Paul Van Doren (June 12, 1930 – May 6, 2021) was an American businessman and one of the founders, along with his brother James Van Doren, of Vans, a shoe company in the United States.

== Early life ==
Van Doren was one of the two children of Johnson and Rena Van Doren. His father was an inventor while his mother was a seamstress.

Van Doren dropped out of school at the age of 14, when he was in the eighth grade. Interested in horses, he went to the race tracks every day; there, he became known as 'Dutch the Clutch.' His mother then insisted that he get a job in a shoe factory.
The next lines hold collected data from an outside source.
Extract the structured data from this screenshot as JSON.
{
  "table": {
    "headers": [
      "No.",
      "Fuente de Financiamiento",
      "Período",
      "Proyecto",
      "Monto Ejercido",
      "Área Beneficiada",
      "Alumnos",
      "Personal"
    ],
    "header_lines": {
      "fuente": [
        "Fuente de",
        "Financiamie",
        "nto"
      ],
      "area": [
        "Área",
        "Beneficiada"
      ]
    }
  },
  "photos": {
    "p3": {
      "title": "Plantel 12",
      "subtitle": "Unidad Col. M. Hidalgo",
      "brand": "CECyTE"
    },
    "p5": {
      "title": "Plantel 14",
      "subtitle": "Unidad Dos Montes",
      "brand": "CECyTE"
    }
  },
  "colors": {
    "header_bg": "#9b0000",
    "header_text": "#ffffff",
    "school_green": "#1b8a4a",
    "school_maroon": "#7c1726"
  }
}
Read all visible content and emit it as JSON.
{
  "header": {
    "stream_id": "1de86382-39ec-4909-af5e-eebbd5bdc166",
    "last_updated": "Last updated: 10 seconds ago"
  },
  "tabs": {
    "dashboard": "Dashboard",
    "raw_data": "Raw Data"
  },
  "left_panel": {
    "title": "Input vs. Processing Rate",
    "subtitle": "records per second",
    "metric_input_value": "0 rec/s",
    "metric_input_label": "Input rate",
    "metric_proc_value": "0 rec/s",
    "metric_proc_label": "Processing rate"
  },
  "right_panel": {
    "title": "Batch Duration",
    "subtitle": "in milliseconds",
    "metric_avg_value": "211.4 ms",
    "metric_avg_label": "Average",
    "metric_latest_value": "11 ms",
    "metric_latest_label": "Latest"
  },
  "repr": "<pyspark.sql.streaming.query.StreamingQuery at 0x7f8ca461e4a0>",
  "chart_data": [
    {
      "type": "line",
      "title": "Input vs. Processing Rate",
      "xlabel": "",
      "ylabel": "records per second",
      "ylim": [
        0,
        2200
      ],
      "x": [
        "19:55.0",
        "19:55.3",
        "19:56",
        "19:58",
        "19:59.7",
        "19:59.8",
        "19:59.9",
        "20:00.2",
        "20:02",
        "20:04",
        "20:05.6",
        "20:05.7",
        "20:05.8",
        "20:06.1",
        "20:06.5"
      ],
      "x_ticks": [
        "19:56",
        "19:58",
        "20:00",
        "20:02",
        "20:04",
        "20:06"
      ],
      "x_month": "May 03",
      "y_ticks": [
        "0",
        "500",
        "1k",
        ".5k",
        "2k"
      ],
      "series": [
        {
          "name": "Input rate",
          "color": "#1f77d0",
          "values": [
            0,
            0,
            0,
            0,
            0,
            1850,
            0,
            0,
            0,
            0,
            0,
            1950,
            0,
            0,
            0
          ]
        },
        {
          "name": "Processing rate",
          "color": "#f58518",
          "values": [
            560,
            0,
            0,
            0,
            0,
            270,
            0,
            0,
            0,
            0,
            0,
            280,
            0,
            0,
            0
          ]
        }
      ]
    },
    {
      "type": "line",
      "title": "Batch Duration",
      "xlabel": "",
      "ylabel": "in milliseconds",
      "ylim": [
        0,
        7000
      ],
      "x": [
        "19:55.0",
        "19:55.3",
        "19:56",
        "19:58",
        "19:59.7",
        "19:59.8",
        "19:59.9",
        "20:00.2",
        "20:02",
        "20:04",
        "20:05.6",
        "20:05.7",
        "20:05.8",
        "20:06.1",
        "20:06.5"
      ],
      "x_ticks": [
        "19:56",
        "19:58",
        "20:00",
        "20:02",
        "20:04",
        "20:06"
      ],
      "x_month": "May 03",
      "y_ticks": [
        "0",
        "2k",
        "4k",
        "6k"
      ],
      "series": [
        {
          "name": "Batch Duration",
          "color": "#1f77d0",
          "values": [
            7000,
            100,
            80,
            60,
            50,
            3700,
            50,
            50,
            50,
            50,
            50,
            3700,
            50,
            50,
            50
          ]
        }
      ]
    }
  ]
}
== Van Doren Rubber Company ==
In 1966, Van Doren, his brother James Van Doren, and their friends Gordon C. Lee, Ryan Emmert and Serge D’Elia opened their first store, under the name Van Doren Rubber Company. It took a year to build and set up the factory at 704 East Broadway in Anaheim. They offered only 3 different styles of shoes when they first opened, priced from $2.49 to $4.99. The Van Dorens would sometimes even go to local swap meets to sell their shoes. When half of their initial 10 stores did not turn a profit, they were advised by their accountants to shut them down. Yet Van Doren did the opposite and opened more stores, hoping that selling more shoes would decrease the cost needed to produce each pair. This plan was a success, and Vans had about 70 stores in California by the end of the 1970s. Van Doren ran the company until 1976, when his brother James took over.

==Personal life==
Van Doren had five children: Paul Jr., Steve, Cheryl, Taffy, and Janie. Steve became the vice president of events and promotions of Vans, while Cheryl served as its vice president of human resources.

Van Doren died in Fullerton, California, on May 6, 2021, at the age of 90. His memoir, Authentic, was published nine days before his death.